Here’s how you’d configure RocksDB options:
import org.apache.kafka.streams.StreamsConfig;
import org.rocksdb.Options;
import org.rocksdb.RocksDB;
import org.rocksdb.RocksDBConfigSetter;
import java.util.Properties;
public class CustomRocksDBConfig implements RocksDBConfigSetter {
@Override
public void setConfig(final String storeName, final Options options, final RocksDB rocksDb) {
// Example: Increase write buffer size for faster writes
options.setWriteBufferSize(67108864); // 64MB
// Example: Enable block cache for faster reads
org.rocksdb.BlockBasedTableConfig tableOptions = new org.rocksdb.BlockBasedTableConfig();
tableOptions.setBlockCacheSize(536870912); // 512MB
tableOptions.setCacheIndexAndFilterBlocks(true);
options.setTableFormatConfig(tableOptions);
// Example: Enable snappy compression for reduced disk space
options.setCompressionType(org.rocksdb.CompressionType.SNAPPY_COMPRESSION);
// Example: Set the number of background threads for compactions
options.setIncreaseParallelism(4);
// Example: Set a custom comparator if needed (e.g., for byte arrays)

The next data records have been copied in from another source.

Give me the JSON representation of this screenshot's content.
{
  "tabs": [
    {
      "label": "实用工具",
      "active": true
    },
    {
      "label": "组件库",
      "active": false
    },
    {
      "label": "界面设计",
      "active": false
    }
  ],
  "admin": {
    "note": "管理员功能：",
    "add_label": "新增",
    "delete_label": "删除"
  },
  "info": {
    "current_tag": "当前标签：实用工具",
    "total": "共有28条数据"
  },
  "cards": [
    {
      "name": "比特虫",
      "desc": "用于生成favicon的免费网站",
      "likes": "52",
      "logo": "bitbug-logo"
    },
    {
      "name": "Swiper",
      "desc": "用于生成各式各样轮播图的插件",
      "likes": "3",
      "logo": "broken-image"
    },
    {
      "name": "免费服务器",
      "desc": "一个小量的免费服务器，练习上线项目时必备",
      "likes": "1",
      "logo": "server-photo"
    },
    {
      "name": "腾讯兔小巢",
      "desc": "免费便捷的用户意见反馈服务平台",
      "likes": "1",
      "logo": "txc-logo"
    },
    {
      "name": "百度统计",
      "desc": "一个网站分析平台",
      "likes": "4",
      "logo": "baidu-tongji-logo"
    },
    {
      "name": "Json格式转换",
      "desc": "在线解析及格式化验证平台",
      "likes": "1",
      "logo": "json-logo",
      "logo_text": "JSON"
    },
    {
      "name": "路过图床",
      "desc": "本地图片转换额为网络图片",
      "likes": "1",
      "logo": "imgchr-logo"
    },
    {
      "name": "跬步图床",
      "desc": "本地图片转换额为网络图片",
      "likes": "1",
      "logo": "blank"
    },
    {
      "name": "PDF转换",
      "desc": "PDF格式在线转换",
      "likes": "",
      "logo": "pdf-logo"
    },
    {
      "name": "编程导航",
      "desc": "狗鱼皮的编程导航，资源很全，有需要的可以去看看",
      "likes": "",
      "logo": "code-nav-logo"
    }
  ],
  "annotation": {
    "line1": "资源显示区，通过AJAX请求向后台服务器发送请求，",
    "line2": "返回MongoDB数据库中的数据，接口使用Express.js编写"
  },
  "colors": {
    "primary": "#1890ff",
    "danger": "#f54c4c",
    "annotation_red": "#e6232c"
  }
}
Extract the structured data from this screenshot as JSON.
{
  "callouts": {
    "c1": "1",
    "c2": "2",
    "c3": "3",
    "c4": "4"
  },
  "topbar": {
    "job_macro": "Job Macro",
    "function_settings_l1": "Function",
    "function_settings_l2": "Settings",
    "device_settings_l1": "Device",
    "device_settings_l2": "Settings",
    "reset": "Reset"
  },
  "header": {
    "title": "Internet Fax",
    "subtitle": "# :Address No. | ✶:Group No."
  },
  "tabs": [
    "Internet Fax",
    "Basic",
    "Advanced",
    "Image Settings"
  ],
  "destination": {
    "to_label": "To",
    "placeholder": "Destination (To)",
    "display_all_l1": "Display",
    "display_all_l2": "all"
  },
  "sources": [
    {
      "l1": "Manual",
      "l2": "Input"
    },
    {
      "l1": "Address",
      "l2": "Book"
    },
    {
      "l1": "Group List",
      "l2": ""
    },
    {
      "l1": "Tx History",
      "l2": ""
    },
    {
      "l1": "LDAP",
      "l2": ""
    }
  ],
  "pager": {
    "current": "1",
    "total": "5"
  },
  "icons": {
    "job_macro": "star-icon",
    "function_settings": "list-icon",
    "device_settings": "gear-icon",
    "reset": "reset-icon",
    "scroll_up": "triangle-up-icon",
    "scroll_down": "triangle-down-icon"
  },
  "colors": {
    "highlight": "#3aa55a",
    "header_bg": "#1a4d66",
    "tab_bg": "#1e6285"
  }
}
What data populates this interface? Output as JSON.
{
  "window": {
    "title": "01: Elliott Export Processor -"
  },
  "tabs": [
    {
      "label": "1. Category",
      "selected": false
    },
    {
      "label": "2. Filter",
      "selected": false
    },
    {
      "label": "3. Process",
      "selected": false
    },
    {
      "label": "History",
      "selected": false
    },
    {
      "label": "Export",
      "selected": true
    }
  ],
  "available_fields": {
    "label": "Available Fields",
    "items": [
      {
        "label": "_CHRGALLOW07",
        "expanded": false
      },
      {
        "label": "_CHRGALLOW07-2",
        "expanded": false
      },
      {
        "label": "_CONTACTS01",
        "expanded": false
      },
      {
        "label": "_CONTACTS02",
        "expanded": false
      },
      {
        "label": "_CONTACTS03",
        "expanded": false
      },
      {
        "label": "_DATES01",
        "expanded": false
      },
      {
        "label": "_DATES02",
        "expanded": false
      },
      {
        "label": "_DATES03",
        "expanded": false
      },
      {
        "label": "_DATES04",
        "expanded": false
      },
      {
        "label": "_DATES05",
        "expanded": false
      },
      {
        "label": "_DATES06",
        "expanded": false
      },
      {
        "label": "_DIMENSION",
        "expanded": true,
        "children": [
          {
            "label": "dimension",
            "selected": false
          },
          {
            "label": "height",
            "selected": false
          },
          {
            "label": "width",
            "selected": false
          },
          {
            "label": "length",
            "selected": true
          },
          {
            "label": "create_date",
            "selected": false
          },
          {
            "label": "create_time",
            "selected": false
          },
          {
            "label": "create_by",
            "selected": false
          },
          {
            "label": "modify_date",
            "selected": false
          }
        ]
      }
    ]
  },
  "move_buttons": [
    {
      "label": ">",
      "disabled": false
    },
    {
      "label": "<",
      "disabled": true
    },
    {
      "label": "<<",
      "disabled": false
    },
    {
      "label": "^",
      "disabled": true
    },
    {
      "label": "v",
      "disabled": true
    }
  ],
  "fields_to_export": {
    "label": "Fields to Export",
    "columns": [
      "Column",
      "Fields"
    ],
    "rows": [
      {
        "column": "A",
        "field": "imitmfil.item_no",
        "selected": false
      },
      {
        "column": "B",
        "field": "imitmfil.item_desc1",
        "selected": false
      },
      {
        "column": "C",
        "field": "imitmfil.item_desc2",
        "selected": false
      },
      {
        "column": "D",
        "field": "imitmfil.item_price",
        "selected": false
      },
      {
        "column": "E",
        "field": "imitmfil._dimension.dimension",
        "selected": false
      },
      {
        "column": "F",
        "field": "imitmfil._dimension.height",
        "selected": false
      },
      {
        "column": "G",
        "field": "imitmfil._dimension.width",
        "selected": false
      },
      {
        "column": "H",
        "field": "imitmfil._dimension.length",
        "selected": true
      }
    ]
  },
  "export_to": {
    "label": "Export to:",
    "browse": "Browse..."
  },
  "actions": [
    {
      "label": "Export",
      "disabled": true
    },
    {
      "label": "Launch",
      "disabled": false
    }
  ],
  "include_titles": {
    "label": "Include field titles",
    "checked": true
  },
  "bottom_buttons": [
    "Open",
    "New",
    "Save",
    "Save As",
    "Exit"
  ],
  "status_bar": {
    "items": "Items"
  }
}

// options.setComparator(BuiltinComparator.BYTEARRAY);
}
// ... rest of your Kafka Streams application setup ...
}
And in your StreamsConfig:
Properties streamsConfig = new Properties();
streamsConfig.put(StreamsConfig.APPLICATION_ID_CONFIG, "my-streams-app");
streamsConfig.put(StreamsConfig.BOOTSTRAP_SERVERS_CONFIG, "localhost:9092");
streamsConfig.put(StreamsConfig.STATE_DIR_CONFIG, "/tmp/kafka-streams");
streamsConfig.put(StreamsConfig.ROCKSDB_CONFIG_SETTER_CLASS_CONFIG, CustomRocksDBConfig.class.getName());
The setConfig method is invoked by Kafka Streams for each state store it creates, allowing you to tune RocksDB’s behavior. The storeName parameter is useful if you want to apply different configurations to different stores within the same application. The Options object is where you set most of RocksDB’s tuning parameters, such as writeBufferSize, maxWriteBufferNumber, levelCompactionDynamicLevelBytes, and various table-specific options like blockCacheSize and blockSize.
You can dramatically improve read performance by enabling and sizing the block cache. This cache stores frequently accessed data blocks in memory, reducing the need to go to disk. Similarly, increasing the write buffer size can absorb bursts of writes more effectively, reducing the overhead of flushing data to disk and merging it later. Enabling compression, like Snappy, reduces the disk footprint but adds a small CPU overhead during reads and writes. The increaseParallelism setting controls how many background threads RocksDB uses for tasks like compaction, which can be beneficial on multi-core systems.
One common performance bottleneck, especially with high write volumes, is the frequency and cost of background compactions. RocksDB uses compactions to merge SST (Sorted String Table) files, which are the on-disk data files. If compactions can’t keep up with the write rate, the number of SST files can grow, leading to slower reads and increased disk I/O. Tuning writeBufferSize, maxWriteBufferNumber, minWriteBufferNumberToMerge, and levelCompactionDynamicLevelBytes can significantly impact compaction performance. For instance, larger write buffers mean fewer, larger flushes, which can be more efficient for RocksDB to manage.
After tuning RocksDB, you might encounter issues related to the Operating System’s file descriptor limits. RocksDB opens many files for its SST tables. If your ulimit -n (number of open files) is too low, your Kafka Streams application can crash with Too many open files errors, which might manifest as RocksDB exceptions or general application instability.